14) “Not Home Yet”, Steven Curtis Chapman (Greatest Hits, 1997)
Perhaps the saddest incident of that semester – maybe even the hardest one to deal with during all of college – was the death of my friend Nate, who went off biking in the local mountains one February weekend (as he often did) and never returned. His girlfriend jen (lowercase “j” intentional), who was also a close friend of mine, reported him missing the following Monday, and his disappearance rapidly became a local headline. People started showing up to prayer meetings that Tim and I and a few other people would have on weeknights, and we were so convinced we could pray him home. Then they found his body on Wednesday. I was really pissed. All that praying for nothing. I took solace in a lot of songs about Heaven, since that’s where I figured he was, and since Nathan was a person who enjoyed the outdoors quite a bit, I kind of came to picture Heaven as this infinitely large mountain that he’d get to spend eternity exploring. It made me think of the endlessness of what Heaven must be like, and that it wasn’t the end for him – he wasn’t just zapped out of the universe. I was one of the friends left to comfort jen in Nathan’s absence, and I really choked when given the opportunity to do that (thankfully, other people I knew from IV were much more helpful in consoling her, one of whom – another woman named Jen, actually – even became her roommate after she vacated the dorm room where she and Nate had spent so much time together). I was scared of doing something wrong and making it worse. To this day, I still freeze up when a friend has to deal with the death of someone close. In my head, I’ve got everything in perspective, but I just never know what to say, you know?

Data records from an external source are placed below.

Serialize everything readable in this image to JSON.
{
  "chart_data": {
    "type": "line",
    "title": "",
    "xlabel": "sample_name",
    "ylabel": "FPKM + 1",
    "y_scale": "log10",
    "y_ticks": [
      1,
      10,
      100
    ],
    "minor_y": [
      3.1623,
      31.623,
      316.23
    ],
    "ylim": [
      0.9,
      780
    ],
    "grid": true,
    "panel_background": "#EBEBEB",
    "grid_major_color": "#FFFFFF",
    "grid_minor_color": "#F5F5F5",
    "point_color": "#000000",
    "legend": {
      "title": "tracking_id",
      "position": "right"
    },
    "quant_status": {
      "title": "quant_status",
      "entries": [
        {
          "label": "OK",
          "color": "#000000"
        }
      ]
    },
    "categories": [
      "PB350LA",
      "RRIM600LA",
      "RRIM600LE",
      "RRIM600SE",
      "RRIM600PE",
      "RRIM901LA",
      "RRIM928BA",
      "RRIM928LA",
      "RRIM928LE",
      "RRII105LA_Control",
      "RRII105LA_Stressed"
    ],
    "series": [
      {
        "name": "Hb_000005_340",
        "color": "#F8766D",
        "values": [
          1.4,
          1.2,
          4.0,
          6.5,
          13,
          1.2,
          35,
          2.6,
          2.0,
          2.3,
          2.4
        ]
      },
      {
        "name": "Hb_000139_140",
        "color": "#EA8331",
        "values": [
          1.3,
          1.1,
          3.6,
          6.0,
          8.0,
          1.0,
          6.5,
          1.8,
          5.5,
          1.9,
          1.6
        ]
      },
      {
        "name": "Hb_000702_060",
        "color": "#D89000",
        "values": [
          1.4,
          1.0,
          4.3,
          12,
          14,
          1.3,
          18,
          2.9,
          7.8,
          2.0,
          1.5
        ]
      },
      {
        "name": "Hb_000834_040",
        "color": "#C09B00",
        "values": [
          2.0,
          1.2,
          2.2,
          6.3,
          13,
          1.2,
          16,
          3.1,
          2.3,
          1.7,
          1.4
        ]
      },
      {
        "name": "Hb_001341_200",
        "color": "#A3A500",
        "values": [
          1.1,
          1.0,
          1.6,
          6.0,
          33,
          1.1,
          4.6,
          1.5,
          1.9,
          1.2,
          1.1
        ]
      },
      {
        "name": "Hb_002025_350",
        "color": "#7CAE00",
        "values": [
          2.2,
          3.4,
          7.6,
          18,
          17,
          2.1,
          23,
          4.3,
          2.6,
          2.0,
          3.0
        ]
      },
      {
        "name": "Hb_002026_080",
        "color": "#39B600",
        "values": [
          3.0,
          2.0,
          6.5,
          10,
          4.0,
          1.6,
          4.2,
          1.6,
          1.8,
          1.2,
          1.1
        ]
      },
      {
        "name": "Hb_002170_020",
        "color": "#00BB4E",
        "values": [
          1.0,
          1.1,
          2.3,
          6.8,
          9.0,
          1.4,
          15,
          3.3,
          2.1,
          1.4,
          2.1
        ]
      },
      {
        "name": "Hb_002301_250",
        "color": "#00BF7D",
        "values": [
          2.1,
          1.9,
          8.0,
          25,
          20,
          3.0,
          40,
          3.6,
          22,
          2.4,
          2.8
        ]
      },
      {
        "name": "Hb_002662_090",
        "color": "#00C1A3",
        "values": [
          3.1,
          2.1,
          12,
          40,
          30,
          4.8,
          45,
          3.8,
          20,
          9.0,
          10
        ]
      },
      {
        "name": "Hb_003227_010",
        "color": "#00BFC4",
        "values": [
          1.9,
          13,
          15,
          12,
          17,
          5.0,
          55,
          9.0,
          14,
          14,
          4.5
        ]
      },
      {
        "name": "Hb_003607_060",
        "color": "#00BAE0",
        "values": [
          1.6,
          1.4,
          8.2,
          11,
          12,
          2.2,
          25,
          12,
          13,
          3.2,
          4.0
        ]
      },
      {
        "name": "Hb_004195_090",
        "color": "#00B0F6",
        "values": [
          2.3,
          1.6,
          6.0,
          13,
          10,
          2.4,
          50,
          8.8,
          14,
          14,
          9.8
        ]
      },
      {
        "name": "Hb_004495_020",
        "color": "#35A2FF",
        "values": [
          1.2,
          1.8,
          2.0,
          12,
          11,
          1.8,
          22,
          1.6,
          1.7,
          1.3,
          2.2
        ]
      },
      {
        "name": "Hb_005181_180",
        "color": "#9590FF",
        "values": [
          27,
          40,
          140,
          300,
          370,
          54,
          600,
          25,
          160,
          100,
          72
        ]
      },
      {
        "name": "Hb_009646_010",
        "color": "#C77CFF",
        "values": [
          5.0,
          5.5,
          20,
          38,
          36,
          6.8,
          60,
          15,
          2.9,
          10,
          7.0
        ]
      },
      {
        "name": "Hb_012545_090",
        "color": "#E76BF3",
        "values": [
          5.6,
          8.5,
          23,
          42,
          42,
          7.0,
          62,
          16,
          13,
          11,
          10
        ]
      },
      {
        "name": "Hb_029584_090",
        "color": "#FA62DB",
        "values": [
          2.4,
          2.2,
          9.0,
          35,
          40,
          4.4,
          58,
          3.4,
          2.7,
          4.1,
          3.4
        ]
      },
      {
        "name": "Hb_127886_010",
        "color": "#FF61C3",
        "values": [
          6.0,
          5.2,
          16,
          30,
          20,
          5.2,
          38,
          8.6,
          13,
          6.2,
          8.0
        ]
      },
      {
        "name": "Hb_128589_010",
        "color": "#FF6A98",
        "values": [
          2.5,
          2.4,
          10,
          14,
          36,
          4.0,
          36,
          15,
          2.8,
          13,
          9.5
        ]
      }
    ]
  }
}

15) “Deep Enough to Dream”, Chris Rice (Deep Enough to Dream, 1997)
Another “dreaming about Heaven” song to close it off. I felt like closing out a tape mostly filled with aggression and angst with something more sentimental and even whimsical. Angela had given me Chris Rice’s first album for my birthday, and I remembered that gift not so much for the tape itself, but because it came with a bit of tough love from her regarding some selfishness that I had shown that night in how I carelessly treated others. I was sad when I first listened to a lot of these songs, but looking back I remember a friend’s willingness to lovingly correct me, and I’d like to think it didn’t fall on deaf ears.